Another philosophical difficulty is the following. As we have seen, a liberal state professes not to be guided by value-judgments in its choice of behaviors or habits that ought to be penalized or promoted. The state penalize a certain habits, not because the majority finds it objectionable, or repellent, but because – so it is argued – they are linked – demonstrably, in statistical terms - to bad health and higher costs for the community. (Notice that the connection here is statistic.)


But is it really so? I'm not challenging the validity of statistical law. The point is that we have so many statistics about these two issues: smoking and eating habits, but there are other correlations between habits and health that are not as much studied, maybe because these habits are assumed to be legitimate. (Think about sports whose impact on health is more negative than positive, in statistical terms, at least when practiced above a certain age or for too many years. Or think about risky sports like free-climbing.)


The above referred attitude (what to study, which correlations to focus upon) must be understood in terms of commonly shared values. Western societies are – sociologically speaking – developing a perfectionist attitude towards the body. It is as if, having satisfied his or her needs as primate – food, family and house – human beings in the west need to set themselves higher goals. TV and other media present a very easy perfectionist goal: that of a beautiful, fit and healthy human body. This perfectionist ideal, more than any other, is apt to be picked up by the masses.


It requires only one instrument: the body that each of us has. It may require a bit of money for the gym, but basic physical exercise can be made at a little cost (jogging). And since the ideal is usually superficially presented (it is more an ideal of “beauty”, not of “health”), there is always the possibility to achieve it by not eating. Perfection in the body, as opposed to perfection in music or poetry, does not require musical instruments, libraries, and expensive teaching.


(This process may have occurred in history already. I'm thinking about Hegel's remarks in the “lectures on the history of philosophy”, about the ideal of the body and gymnastic in early Greek thought.)


Where am I going with this? It is in the nature of democratic governments to pick up societal tendencies, urges and values. Moreover, in the last 50 years we saw the fall of traditional ideologies. As an effect of this, of course, religious values came up on the scene. But religious values are not a viable option for our secularized societies.


Governments need to direct their actions through values that form consensus. In expressing policies directed to favor certain ideals of physical fitness and beauty, the government picks up and relates to a set of ideals which are, and are becoming increasingly popular. This of course creates a circle, a positive feed-back effect.

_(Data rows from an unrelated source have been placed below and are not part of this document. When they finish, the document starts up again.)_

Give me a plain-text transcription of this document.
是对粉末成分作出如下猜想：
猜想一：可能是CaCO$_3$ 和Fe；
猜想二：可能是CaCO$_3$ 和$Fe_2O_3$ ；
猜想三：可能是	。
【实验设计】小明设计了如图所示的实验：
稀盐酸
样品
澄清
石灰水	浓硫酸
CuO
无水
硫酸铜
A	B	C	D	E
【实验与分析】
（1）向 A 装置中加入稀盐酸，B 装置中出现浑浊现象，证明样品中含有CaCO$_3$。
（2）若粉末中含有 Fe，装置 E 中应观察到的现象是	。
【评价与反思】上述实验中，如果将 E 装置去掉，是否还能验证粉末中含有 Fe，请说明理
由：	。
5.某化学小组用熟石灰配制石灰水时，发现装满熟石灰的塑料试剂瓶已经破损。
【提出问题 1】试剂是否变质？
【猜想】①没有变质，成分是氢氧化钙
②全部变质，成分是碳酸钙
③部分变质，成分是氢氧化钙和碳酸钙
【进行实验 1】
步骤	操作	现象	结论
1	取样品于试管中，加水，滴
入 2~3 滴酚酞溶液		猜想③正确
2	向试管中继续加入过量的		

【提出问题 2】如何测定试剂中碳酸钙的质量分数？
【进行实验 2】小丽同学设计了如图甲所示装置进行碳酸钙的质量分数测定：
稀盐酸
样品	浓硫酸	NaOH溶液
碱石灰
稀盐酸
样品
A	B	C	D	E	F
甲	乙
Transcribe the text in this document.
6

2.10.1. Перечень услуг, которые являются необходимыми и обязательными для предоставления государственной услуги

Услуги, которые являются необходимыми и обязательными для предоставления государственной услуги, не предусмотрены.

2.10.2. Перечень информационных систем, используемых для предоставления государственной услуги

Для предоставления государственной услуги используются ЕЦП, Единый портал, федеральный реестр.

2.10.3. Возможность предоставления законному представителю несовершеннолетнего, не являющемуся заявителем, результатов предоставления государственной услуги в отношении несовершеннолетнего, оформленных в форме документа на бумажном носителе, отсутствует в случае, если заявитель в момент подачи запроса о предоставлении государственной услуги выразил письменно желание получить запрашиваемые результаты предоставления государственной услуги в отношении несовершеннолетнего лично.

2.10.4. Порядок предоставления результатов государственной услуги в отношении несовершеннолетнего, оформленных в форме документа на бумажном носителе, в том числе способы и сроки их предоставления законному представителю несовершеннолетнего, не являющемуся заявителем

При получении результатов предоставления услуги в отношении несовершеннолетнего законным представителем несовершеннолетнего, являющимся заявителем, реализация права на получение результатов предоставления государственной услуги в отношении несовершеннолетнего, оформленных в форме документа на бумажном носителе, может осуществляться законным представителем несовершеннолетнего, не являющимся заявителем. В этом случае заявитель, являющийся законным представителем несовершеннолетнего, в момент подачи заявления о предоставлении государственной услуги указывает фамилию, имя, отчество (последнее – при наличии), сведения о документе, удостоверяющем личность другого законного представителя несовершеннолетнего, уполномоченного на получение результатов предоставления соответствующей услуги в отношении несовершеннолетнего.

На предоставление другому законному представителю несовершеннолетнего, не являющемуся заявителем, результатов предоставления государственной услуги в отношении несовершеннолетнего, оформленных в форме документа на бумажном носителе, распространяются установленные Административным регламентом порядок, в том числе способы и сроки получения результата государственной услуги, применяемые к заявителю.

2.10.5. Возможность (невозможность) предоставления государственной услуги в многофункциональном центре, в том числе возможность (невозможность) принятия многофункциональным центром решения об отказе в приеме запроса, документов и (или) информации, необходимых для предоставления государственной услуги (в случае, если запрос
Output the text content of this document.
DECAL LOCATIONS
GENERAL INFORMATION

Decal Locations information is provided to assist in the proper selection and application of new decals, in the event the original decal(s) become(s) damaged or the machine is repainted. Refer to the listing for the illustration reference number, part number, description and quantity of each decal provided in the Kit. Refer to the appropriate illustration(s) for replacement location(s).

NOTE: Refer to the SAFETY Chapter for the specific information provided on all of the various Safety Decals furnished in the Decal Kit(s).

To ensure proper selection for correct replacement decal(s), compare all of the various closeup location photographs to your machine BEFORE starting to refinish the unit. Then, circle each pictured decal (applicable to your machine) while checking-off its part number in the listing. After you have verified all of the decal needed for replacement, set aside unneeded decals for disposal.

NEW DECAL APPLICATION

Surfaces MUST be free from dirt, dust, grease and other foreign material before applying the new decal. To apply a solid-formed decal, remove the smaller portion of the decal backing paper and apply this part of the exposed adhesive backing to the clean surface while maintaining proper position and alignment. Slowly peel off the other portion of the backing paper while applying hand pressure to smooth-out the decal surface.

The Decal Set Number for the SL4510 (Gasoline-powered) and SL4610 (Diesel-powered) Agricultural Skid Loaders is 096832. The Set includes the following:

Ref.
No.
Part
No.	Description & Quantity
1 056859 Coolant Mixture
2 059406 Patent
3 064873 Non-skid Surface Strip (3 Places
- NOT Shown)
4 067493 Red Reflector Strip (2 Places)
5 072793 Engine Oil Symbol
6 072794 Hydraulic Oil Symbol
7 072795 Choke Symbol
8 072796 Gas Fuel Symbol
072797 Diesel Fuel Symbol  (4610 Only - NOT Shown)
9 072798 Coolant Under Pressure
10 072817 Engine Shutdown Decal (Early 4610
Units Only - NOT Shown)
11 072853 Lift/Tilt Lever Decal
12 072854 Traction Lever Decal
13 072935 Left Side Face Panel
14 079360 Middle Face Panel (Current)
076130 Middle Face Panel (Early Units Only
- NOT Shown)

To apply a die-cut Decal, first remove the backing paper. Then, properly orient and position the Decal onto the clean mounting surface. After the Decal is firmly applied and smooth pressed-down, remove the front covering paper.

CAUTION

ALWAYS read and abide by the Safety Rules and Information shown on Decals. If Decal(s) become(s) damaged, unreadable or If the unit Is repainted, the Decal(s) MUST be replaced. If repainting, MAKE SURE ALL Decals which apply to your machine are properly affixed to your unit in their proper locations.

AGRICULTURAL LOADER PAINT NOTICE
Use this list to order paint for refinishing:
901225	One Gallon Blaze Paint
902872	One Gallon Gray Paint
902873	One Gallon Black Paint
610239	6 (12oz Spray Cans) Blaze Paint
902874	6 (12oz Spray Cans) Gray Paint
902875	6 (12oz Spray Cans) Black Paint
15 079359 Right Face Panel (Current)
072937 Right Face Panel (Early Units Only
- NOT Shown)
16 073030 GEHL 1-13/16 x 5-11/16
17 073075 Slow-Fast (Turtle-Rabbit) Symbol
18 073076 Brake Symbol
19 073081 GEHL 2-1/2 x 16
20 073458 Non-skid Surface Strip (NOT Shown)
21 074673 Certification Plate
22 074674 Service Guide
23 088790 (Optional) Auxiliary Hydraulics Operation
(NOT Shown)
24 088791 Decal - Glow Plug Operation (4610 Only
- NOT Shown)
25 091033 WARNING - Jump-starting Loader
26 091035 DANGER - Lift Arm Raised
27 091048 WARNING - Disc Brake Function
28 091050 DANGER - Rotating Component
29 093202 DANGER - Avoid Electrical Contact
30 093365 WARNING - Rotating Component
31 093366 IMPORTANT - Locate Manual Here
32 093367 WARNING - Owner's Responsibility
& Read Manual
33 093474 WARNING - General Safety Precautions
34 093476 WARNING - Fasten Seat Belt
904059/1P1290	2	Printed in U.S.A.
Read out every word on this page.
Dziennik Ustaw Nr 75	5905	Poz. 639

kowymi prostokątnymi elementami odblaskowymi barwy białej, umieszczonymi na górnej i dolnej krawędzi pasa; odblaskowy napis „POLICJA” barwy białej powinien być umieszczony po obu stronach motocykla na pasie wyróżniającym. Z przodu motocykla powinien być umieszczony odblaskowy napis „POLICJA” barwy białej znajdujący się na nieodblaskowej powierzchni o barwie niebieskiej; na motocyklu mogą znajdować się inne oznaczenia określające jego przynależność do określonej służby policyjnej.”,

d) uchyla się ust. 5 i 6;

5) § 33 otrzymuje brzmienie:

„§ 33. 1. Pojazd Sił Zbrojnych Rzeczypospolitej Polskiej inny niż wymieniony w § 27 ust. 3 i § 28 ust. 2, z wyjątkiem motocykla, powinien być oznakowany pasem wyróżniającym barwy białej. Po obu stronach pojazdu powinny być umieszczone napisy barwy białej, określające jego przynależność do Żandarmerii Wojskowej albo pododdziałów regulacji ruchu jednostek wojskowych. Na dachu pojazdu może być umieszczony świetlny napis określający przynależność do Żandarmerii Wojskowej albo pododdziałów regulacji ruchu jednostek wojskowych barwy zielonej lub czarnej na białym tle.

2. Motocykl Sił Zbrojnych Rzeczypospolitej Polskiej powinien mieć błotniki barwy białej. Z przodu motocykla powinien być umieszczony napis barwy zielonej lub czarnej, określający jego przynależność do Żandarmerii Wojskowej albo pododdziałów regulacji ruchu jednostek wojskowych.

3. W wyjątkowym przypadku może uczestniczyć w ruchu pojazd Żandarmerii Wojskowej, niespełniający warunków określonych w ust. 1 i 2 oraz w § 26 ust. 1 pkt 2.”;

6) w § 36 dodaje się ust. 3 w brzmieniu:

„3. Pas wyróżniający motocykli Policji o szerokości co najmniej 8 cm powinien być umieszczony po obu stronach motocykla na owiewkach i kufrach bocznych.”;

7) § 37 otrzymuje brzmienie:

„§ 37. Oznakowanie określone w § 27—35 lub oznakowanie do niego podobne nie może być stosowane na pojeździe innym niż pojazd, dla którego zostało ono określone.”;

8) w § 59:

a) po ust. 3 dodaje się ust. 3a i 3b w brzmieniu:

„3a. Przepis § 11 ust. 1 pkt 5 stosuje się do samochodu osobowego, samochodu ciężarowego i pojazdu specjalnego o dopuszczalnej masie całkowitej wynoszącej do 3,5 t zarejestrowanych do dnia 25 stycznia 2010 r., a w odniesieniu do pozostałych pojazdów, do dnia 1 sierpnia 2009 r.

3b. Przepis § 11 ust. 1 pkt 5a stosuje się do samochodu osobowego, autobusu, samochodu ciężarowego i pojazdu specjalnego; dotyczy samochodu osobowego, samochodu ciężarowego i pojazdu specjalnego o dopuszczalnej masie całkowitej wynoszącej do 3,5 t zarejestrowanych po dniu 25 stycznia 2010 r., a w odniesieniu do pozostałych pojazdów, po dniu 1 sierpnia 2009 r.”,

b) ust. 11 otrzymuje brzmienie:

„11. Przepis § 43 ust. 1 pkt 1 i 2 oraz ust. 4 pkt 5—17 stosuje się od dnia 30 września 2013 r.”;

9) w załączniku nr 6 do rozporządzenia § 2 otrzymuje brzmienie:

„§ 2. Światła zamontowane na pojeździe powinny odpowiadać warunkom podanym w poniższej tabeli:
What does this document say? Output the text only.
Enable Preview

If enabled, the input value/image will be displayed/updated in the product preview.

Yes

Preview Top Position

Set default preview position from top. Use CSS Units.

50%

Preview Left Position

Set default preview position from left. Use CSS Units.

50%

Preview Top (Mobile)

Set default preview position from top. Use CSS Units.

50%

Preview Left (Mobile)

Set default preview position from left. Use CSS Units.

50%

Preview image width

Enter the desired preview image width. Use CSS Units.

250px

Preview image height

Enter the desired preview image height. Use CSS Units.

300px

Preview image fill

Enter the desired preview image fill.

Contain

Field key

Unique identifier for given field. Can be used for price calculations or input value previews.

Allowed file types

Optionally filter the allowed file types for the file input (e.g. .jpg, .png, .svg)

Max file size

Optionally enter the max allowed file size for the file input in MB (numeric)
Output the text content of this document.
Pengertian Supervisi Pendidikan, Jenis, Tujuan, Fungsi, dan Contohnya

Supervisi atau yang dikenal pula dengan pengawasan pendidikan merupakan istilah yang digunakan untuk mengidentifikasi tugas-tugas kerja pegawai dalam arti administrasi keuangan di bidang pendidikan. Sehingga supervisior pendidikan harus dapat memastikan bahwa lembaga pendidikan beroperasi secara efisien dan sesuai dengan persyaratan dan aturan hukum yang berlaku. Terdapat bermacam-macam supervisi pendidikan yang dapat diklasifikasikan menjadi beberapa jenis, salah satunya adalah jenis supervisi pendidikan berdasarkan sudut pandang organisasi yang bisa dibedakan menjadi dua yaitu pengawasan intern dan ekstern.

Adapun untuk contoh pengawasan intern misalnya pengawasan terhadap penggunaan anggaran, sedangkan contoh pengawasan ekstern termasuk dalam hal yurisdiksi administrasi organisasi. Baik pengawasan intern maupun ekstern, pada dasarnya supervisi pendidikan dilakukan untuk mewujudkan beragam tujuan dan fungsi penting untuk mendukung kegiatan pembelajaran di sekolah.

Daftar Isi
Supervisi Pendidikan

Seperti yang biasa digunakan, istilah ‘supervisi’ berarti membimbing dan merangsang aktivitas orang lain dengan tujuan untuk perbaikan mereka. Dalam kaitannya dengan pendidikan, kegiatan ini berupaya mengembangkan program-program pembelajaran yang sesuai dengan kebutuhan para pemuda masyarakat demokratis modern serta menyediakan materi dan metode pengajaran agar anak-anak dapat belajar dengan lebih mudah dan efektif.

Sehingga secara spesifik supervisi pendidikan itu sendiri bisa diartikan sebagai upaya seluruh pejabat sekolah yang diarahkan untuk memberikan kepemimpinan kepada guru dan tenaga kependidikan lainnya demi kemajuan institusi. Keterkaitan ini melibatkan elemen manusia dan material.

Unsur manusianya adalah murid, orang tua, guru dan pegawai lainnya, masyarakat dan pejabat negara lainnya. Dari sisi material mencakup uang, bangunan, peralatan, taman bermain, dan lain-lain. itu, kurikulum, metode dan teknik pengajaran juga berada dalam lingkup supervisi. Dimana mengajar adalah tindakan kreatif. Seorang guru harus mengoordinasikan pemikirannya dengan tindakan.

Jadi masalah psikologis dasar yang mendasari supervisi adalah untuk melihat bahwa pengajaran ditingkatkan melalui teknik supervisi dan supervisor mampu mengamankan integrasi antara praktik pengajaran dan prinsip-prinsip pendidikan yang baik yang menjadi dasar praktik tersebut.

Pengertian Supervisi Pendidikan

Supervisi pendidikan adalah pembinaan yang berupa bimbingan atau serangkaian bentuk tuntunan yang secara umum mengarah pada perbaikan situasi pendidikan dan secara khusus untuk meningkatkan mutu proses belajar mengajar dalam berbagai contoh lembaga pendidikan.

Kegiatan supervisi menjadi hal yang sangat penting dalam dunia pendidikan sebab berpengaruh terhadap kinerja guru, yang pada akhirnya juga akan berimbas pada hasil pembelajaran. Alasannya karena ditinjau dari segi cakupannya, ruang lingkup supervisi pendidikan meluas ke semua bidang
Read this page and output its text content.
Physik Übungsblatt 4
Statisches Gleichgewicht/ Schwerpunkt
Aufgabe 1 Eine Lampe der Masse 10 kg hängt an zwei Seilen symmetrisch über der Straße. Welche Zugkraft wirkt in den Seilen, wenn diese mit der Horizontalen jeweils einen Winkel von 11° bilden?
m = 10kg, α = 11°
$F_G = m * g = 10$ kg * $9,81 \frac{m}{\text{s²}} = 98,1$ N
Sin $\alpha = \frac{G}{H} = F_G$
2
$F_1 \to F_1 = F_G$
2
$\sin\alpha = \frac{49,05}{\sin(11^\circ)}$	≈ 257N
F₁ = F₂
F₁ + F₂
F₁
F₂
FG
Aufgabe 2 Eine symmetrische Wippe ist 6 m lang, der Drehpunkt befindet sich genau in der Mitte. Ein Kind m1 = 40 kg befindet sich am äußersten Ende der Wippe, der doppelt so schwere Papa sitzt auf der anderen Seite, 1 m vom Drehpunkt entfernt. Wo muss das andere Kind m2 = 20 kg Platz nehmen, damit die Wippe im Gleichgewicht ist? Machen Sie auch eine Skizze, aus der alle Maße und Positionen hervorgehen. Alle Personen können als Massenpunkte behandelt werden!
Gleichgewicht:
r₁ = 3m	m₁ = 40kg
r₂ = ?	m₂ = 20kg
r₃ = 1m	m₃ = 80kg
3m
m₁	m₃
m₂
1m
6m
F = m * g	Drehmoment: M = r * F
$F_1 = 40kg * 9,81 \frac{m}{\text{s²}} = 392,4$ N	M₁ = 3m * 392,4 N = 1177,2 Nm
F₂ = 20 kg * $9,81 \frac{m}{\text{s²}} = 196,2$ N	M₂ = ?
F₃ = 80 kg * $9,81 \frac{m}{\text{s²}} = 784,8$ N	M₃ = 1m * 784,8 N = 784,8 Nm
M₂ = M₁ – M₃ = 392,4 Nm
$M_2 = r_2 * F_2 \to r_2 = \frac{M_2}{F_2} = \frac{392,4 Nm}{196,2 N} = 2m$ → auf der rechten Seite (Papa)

In conclusion, the regulation of “healthy” practices by the state may not be completely neutral in terms of values, because of the political pressure to adequate their conduct to the conceptions of the good that are widely shared. There is a legitimate suspicion that the government's action directed to deal with this issues is conditioned by widely shared value-judgments which escape the net of political values such as fairness and efficiency.


I'm not claiming that a state should be neutral, and avoid this sort of policies. But I think we should try to understand their meaning, and maybe complement them in some way. Recognizing them for what they are (or may be), namely, policies with a perfectionist background, may force us to open our eyes on their adequacy as the expression of a good perfectionist ideal.